27. Another issue in relation to the coverage of the proposals relates to the line between formal and informal care. The lines between formal and informal care are much more blurred in relation to the care of children than in relation to the care of adults. Respondents gave several examples as to where it would be unclear whether a care arrangement was formal or informal.

28. One such example, as mentioned by five different respondents, would be foster care, where the arrangement is contractual in nature and can be between either the parent of the child and the foster carer, or the local authority and the foster carer. Another example would be where the parent of the child takes on the role of a Self-Directed Support (SDS) Personal Assistant: four responses raised this issue. If other SDS workers would be covered by the scheme, then it seems that a parent, despite having an informal caring duty, would be covered by the offence by virtue of being paid. The distinction between formal kinship care as opposed to informal kinship care could also be problematic, as was highlighted in three responses. This would mean that a kinship carer who performed the exact same role, but whose care arrangement was classified as "informal", would be less liable for neglecting the child in their care. From the examples detailed in this paragraph, we can see that the language of formal and informal care do not translate to child protection.

29. Again the response of Police Scotland, that any new wilful neglect offence should be applicable to all settings, should be considered. A further five responses, including Royal Blind, and the Scottish Independent Advocacy Alliance, stated that with respect to children, both formal and informal care arrangements should be covered.

Conclusions

30. Like many of the respondents to this engagement exercise, the Scottish Government is strongly committed to the general principle of the need to protect children from neglect. We continue to believe that no measure of neglect or ill-treatment is acceptable. This consultation was undertaken in order to explore how the proposed offence would apply to children's services. During the course of the consultation, it has become clear that implementing this offence in the context of the Scottish child protection system would be very complex and could have adverse consequences, as described under headings A - D of this paper.
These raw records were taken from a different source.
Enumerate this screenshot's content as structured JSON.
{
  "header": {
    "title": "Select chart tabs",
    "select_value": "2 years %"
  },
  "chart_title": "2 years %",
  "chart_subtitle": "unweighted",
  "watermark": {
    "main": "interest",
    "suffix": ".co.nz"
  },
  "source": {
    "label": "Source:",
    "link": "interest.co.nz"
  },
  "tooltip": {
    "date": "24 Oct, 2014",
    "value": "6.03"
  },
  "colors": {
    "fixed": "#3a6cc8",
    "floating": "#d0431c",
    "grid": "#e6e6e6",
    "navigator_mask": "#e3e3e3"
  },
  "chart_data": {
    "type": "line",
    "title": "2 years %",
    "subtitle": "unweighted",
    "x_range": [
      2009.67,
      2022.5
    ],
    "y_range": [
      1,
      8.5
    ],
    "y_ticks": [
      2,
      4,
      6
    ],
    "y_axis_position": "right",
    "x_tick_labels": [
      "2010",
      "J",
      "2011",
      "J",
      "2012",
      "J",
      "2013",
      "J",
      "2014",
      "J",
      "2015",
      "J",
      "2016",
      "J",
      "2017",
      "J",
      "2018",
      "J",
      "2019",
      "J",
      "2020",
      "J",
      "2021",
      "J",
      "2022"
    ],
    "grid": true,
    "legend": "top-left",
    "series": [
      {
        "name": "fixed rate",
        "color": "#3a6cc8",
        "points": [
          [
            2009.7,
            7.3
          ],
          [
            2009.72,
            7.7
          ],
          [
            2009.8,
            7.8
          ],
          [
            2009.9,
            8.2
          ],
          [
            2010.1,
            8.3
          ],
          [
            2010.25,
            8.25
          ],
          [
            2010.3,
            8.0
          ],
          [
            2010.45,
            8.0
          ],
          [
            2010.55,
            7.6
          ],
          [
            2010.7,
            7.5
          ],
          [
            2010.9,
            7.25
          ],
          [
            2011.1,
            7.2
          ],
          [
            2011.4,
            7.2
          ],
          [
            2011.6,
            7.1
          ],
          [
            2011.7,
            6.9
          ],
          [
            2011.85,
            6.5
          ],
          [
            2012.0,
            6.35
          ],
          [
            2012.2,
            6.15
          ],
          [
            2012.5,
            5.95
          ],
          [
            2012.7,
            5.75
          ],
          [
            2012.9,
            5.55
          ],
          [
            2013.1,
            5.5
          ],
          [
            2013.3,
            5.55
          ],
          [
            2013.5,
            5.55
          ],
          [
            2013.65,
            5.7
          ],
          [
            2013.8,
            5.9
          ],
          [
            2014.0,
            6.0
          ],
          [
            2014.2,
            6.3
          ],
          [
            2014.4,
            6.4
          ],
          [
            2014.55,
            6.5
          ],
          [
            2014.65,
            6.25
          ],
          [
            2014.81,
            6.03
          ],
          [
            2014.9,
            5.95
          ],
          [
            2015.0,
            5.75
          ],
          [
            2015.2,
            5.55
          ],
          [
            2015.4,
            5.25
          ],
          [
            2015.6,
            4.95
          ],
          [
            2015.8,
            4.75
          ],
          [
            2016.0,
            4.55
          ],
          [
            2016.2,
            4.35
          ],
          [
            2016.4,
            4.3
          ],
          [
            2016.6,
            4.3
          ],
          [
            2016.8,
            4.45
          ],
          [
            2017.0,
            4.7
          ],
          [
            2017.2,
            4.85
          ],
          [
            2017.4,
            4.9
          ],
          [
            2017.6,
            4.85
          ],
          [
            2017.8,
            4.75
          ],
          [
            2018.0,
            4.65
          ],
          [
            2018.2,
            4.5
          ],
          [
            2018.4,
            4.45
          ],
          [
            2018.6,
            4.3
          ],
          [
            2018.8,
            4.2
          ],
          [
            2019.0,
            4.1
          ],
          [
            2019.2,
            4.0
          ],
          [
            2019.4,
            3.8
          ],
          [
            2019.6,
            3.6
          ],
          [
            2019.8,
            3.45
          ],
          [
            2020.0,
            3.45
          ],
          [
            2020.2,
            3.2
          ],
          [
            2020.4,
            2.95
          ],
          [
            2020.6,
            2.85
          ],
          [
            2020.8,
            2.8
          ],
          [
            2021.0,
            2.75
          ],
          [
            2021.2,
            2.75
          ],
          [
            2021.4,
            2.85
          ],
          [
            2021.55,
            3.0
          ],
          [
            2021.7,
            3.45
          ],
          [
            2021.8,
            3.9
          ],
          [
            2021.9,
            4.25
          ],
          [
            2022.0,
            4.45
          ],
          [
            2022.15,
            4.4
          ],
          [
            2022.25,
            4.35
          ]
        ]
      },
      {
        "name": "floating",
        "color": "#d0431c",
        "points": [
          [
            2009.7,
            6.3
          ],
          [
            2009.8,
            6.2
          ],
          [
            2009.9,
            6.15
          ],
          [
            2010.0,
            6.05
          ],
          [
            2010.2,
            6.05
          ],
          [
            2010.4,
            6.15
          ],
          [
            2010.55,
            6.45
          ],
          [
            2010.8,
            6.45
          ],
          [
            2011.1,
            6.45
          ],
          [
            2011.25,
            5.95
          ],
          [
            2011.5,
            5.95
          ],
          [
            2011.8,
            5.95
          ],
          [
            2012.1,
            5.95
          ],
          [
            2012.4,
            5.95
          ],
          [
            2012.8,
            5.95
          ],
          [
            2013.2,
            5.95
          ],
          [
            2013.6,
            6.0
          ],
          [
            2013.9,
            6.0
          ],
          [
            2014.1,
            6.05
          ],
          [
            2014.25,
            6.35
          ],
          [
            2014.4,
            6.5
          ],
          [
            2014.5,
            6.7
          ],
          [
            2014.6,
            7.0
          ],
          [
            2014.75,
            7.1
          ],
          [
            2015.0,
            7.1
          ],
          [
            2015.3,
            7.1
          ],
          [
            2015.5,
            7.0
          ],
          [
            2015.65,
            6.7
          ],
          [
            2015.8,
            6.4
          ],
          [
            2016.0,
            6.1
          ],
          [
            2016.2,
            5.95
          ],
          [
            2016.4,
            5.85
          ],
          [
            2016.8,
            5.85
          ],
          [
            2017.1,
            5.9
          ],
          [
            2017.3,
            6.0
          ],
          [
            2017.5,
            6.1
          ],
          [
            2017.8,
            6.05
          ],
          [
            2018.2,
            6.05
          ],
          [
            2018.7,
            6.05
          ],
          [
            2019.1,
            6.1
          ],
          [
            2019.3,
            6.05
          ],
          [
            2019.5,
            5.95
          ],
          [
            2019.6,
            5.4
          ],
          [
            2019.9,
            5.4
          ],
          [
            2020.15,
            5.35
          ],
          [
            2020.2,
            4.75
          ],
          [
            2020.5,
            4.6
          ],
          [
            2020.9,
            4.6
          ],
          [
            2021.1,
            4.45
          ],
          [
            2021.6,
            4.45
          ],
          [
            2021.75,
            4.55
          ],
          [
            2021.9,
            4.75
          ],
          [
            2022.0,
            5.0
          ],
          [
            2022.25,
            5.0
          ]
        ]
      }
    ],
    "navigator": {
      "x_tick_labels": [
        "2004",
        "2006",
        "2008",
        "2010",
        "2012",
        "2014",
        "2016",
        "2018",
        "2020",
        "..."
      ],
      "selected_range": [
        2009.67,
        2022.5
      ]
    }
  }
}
31. The Scottish Government acknowledges that a highly similar offence is already applicable to health services under the Mental Health (Care and Treatment) (Scotland) Act 2003 and the Adults With Incapacity (Scotland) Act 2000. However, given the issues detailed at headings A - D above, we also acknowledge that it may not be possible to incorporate this offence into the Scottish child protection system in a coherent and usable way. For that reason, we have concluded that, at this time, the amendment proposed in the consultation paper is not the correct way to offer additional protection against wilful neglect or ill-treatment to children.